Urtica Dioica, the common nettle, or sometimes stinging nettle, grows wild and free both in the Northern Americas and Northern Europe. Look for it on the edges of the forests, or in disturbed soils (when doing this, pay heed to where you are and make sure you don't gather food or medicine in compromised places) in open, but moist and shady places. The harvest time is early spring.
Most people know stinging nettles from childhood, as in that they sting. The stingers are small hairs mostly on the stems and the sting is fairly mild. Chewed-up plantain aids in mollifying it, especially for kids who can experience it more intensely. I find that I don't really get stung anymore collecting, have never really worn gloves, simply taking the occasional sting, as my friend Sarah likes to say "an arthritis treatment". However if that's what's keeping you from gathering, get some gloves.
An easy way to collect is to clip the very tops of the plants into a vessel with scissors. Typically you'll find conflicting information on whether you can only use the tips, so here's my take on it: medicinal nettle can just be the top 2-4 leaves of young nettle plants, in food use leaves 6-8 are also totally acceptable and not bitter. Nettles do not become toxic until they go to seed, they lower leaves are simply less potent, stringier and acidic. The toxicity
The benefits of nettle are many: they're rich in calcium, good for preventing UTIs, alleviating allergies, help repair compromised immune systems and of course they're anti-inflammatory, hence the arthritis stinging remedy.
If you're using them for tincturing, make sure you dry them first. They're great as a fresh tea, but dried works good too. My favorite food uses, which of course are also medicinal, are pesto, pancakes and as greens in place of kale or spinach. Oil, chopping and cooking have a mollifying effect on their sting and therefor you don't need to blanch them to make pesto.
I get asked for recipes sometimes, and while I'm not wild about posting them, as my cooking is somewhat cursory and off-the-cuff, there is a Finnish classic that I thought I'd share with you guys.
This soup is typically made with spinach, but in the spring my mother would sometimes use nettles instead and my favorite childhood cookbook also has a recipe for it. I use this book a lot still actually, it has a lot of classic Scandinavian recipes and a lovely hippie-bent.
This recipe is wholly adapted and bears almost no resemblance to the original. Go figure.

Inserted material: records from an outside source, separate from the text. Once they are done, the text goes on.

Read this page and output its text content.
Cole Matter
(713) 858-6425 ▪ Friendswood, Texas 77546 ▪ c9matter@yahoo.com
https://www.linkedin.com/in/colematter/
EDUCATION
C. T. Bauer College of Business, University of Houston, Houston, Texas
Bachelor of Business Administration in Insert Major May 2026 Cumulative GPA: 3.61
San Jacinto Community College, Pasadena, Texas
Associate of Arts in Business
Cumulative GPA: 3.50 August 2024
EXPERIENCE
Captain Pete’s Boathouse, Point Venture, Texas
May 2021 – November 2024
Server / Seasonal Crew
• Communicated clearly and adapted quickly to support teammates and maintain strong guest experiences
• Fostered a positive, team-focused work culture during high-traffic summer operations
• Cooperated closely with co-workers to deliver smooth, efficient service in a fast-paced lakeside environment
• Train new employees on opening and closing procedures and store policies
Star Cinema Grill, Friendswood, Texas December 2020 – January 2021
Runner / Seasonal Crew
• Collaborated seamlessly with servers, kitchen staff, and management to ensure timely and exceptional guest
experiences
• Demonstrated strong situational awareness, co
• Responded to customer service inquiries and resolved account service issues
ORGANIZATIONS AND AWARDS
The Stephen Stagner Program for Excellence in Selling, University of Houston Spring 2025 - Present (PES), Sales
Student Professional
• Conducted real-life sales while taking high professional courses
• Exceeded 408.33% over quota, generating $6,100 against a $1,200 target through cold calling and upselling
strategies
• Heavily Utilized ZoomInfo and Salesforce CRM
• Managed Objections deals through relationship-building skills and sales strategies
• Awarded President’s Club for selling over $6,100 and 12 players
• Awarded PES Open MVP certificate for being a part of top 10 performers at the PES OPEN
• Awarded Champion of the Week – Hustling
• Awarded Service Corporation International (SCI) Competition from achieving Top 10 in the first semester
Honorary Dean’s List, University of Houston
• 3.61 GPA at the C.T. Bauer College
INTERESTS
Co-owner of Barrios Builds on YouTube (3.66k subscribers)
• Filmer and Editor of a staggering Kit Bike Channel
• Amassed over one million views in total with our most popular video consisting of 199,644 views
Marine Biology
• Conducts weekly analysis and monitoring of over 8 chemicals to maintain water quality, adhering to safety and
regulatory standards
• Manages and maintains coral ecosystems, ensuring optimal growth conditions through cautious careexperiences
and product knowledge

Get some nettles. About a quart.
Simmer some garlic and onions in oil.
When they've browned add the nettles. If you don't have a food processor, chop em up fine first.
Add water, about 2-3 cups. I don't know, so that it looks like a fairly thick soup. You can replace this with broth, or add stock, or whatever.
Add 2-3 tsp of cornmeal, or if you don't care about gluten, any ol' flour will do. Bring to a boil.
Stir. Add milk, if you'd like, maybe 1/2 a cup. I used goat milk. Turn down, or off.
Add salt and pepper to taste.
Soft boil one egg per eater.
If you haven't chopped up your nettles yet, run through food processor. Watch out. Hot.
Serve with eggs, salt, pepper and crackers. Eat all at once, or freeze. This soup is rather perishable .
Keeping the madness of spring at bay is tricky business. The right balance of work and play, dreams and grounded-ness. I hope this soup will help you get there.
Happy Wild Life! Go wildcrafting, frolicking and read this amazing offering from Mary at nightfall.
And remember: If you're planning to poison yourself by eating the wrong stuff, I'll be so sad, but I won't be held accountable. Okay? Good. You're a grown-up. Whee!